Translator Kateryna Darchyk hosted and did a wonderful job addressing both English and Ukrainian audiences. The two stories were read in their original Ukrainian by the authors; then Hanna read her translation of “The Rainbow Bridge” and Emily read Kateryna’s translation of “The Bike Shadow.”
It was SO good! Such a joy to listen to the stories read aloud after having read and worked with them while editing the anthology. I invite you to check it out here:
The reading was free, but they were also raising money to help the Hospitallers in Ukraine, a volunteer organization of paramedics founded by Yana Zinkevich at the beginning of hostilities in Ukraine in 2014. The slogan of the Hospitallers is “Заради кожного життя” (“For the sake of every life”).
As we approach the second anniversary of Russia’s invasion of February 24, 2022, organizations like the Hospitallers are doing such important work to help the people of Ukraine. You can donate at their website: https://www.hospitallers.life/
The physical books are still in customs in Kyiv on their way to our authors and editors in Ukraine. They have not yet had the chance to hold Embroidered Worlds in their hands, but we are hoping that they soon will.

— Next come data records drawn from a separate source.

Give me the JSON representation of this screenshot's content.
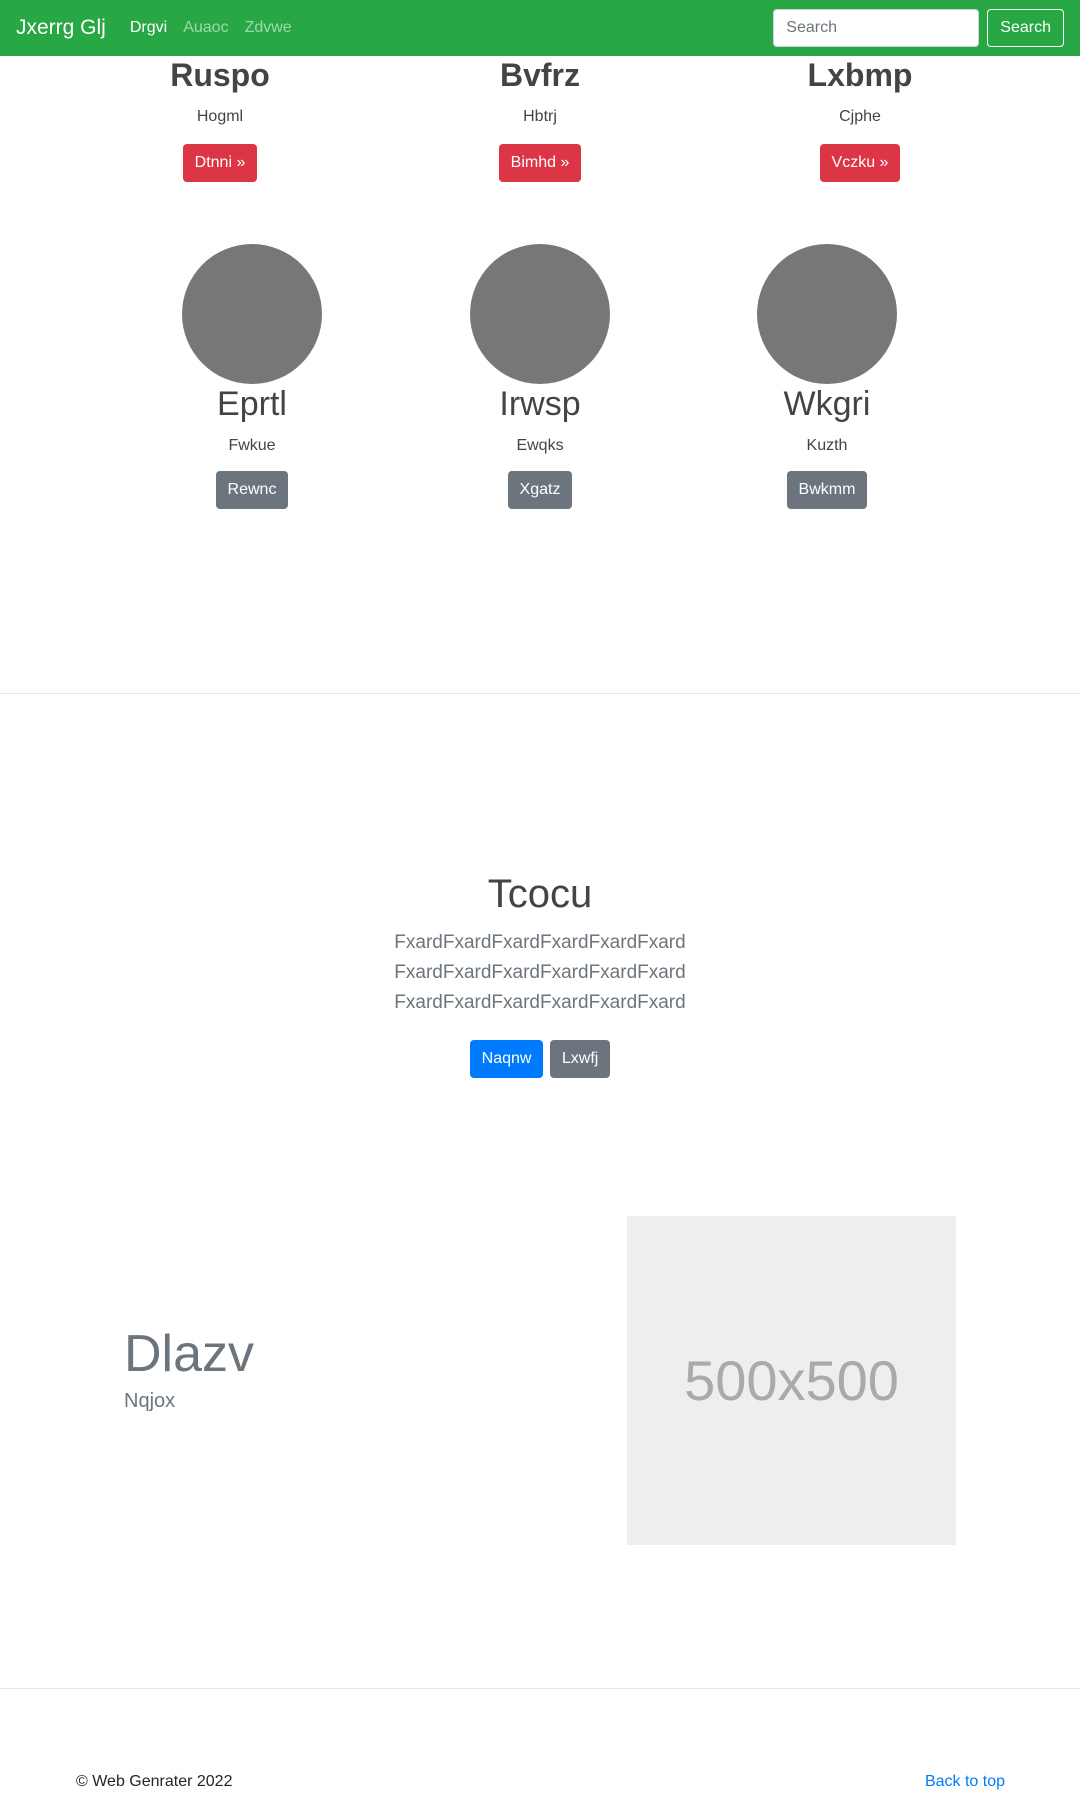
{
  "navbar": {
    "brand": "Jxerrg Glj",
    "links": [
      "Drgvi",
      "Auaoc",
      "Zdvwe"
    ],
    "search_placeholder": "Search",
    "search_button": "Search",
    "color": "#28a745"
  },
  "features": [
    {
      "title": "Ruspo",
      "subtitle": "Hogml",
      "button": "Dtnni »"
    },
    {
      "title": "Bvfrz",
      "subtitle": "Hbtrj",
      "button": "Bimhd »"
    },
    {
      "title": "Lxbmp",
      "subtitle": "Cjphe",
      "button": "Vczku »"
    }
  ],
  "circles": [
    {
      "title": "Eprtl",
      "subtitle": "Fwkue",
      "button": "Rewnc"
    },
    {
      "title": "Irwsp",
      "subtitle": "Ewqks",
      "button": "Xgatz"
    },
    {
      "title": "Wkgri",
      "subtitle": "Kuzth",
      "button": "Bwkmm"
    }
  ],
  "hero": {
    "title": "Tcocu",
    "text": "FxardFxardFxardFxardFxardFxard FxardFxardFxardFxardFxardFxard FxardFxardFxardFxardFxardFxard",
    "primary_button": "Naqnw",
    "secondary_button": "Lxwfj"
  },
  "featurette": {
    "heading": "Dlazv",
    "subheading": "Nqjox",
    "image_label": "500x500"
  },
  "footer": {
    "copyright": "© Web Genrater 2022",
    "back_to_top": "Back to top"
  }
}
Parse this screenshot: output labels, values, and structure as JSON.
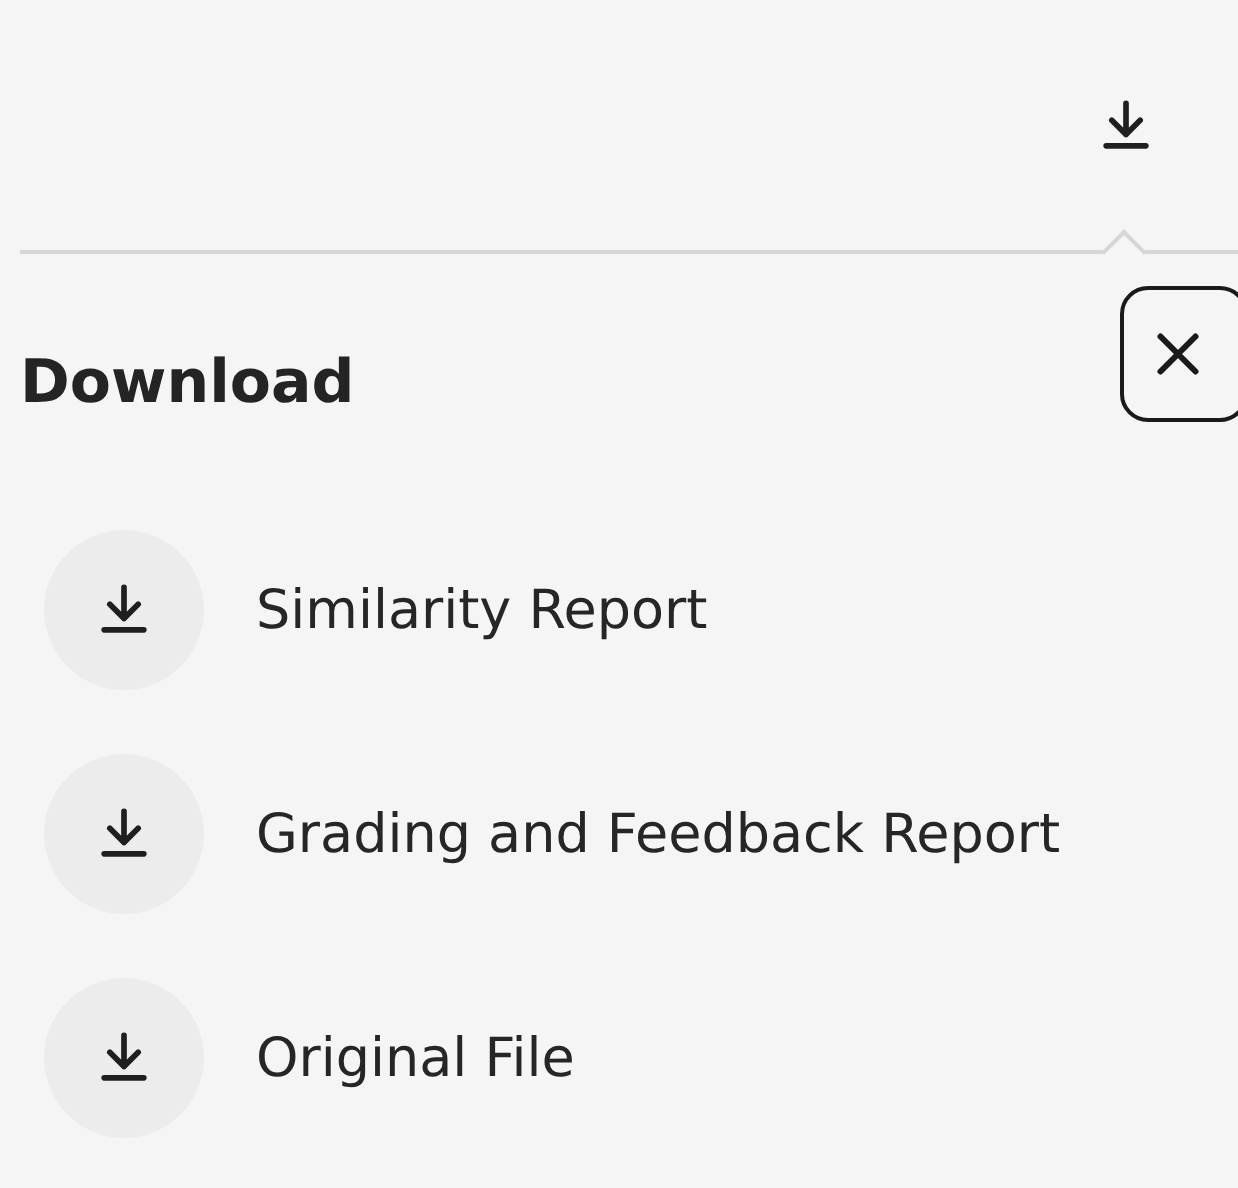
{
  "panel": {
    "title": "Download"
  },
  "items": [
    {
      "label": "Similarity Report"
    },
    {
      "label": "Grading and Feedback Report"
    },
    {
      "label": "Original File"
    }
  ]
}
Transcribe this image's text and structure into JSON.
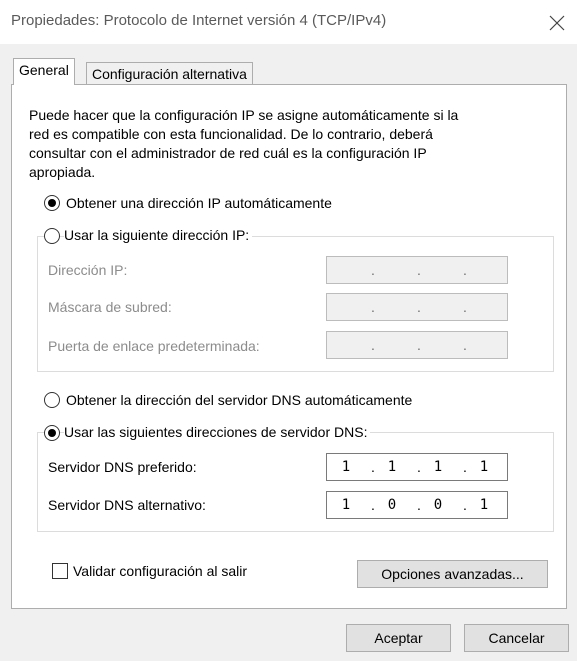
{
  "window": {
    "title": "Propiedades: Protocolo de Internet versión 4 (TCP/IPv4)"
  },
  "tabs": [
    {
      "label": "General",
      "active": true
    },
    {
      "label": "Configuración alternativa",
      "active": false
    }
  ],
  "description": [
    "Puede hacer que la configuración IP se asigne automáticamente si la",
    "red es compatible con esta funcionalidad. De lo contrario, deberá",
    "consultar con el administrador de red cuál es la configuración IP",
    "apropiada."
  ],
  "ip_section": {
    "auto_option": {
      "label": "Obtener una dirección IP automáticamente",
      "selected": true
    },
    "manual_option": {
      "label": "Usar la siguiente dirección IP:",
      "selected": false
    },
    "fields": [
      {
        "label": "Dirección IP:",
        "value": [
          "",
          "",
          "",
          ""
        ],
        "enabled": false
      },
      {
        "label": "Máscara de subred:",
        "value": [
          "",
          "",
          "",
          ""
        ],
        "enabled": false
      },
      {
        "label": "Puerta de enlace predeterminada:",
        "value": [
          "",
          "",
          "",
          ""
        ],
        "enabled": false
      }
    ]
  },
  "dns_section": {
    "auto_option": {
      "label": "Obtener la dirección del servidor DNS automáticamente",
      "selected": false
    },
    "manual_option": {
      "label": "Usar las siguientes direcciones de servidor DNS:",
      "selected": true
    },
    "fields": [
      {
        "label": "Servidor DNS preferido:",
        "value": [
          "1",
          "1",
          "1",
          "1"
        ],
        "enabled": true
      },
      {
        "label": "Servidor DNS alternativo:",
        "value": [
          "1",
          "0",
          "0",
          "1"
        ],
        "enabled": true
      }
    ]
  },
  "validate_on_exit": {
    "label": "Validar configuración al salir",
    "checked": false
  },
  "buttons": {
    "advanced": "Opciones avanzadas...",
    "ok": "Aceptar",
    "cancel": "Cancelar"
  },
  "colors": {
    "panel_background": "#ffffff",
    "dialog_background": "#f0f0f0",
    "disabled_text": "#8c8c8c"
  }
}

Thank you once more to everyone who helped us to make and share Embroidered Worlds. As Emily mentioned during the reading, if there are book clubs, libraries, or schools who are interested in reading Embroidered Worlds, they can get in touch with Atthis Arts.
The Embroidered Worlds Kickstarter project is eligible to be nominated for the Hugo Award for Best Related Work, and I’m eligible as one of the editors for Best Editor, Short Form. The following is from the Atthis Arts website:
We are asking you to consider “The Embroidered Worlds Funding Campaign” by Valya Dudycz Lupescu and E.D.E. Bell for Best Related Work. This includes our work securing an international grant after the already received grant was rescinded, and our community and culture celebrating crowdfunding campaign at https://www.kickstarter.com/projects/atthisarts/embroidered-worlds/ featuring guest writers from around the world. Because of the grant requirements, the entire process from the start of crowdfunding through translation, editing, sensitivity reading, typesetting, and production, to full publication was done within eleven weeks starting 01 September 2023. This late-in-the-year release was therefore necessary after previous external delays, but put us in a difficult position for awards visibility.
The website also lists short stories from the collection that are eligible, as well as several other authors, editors, and stories that are eligible and were published by Atthis Arts. I am honored to be in such good company.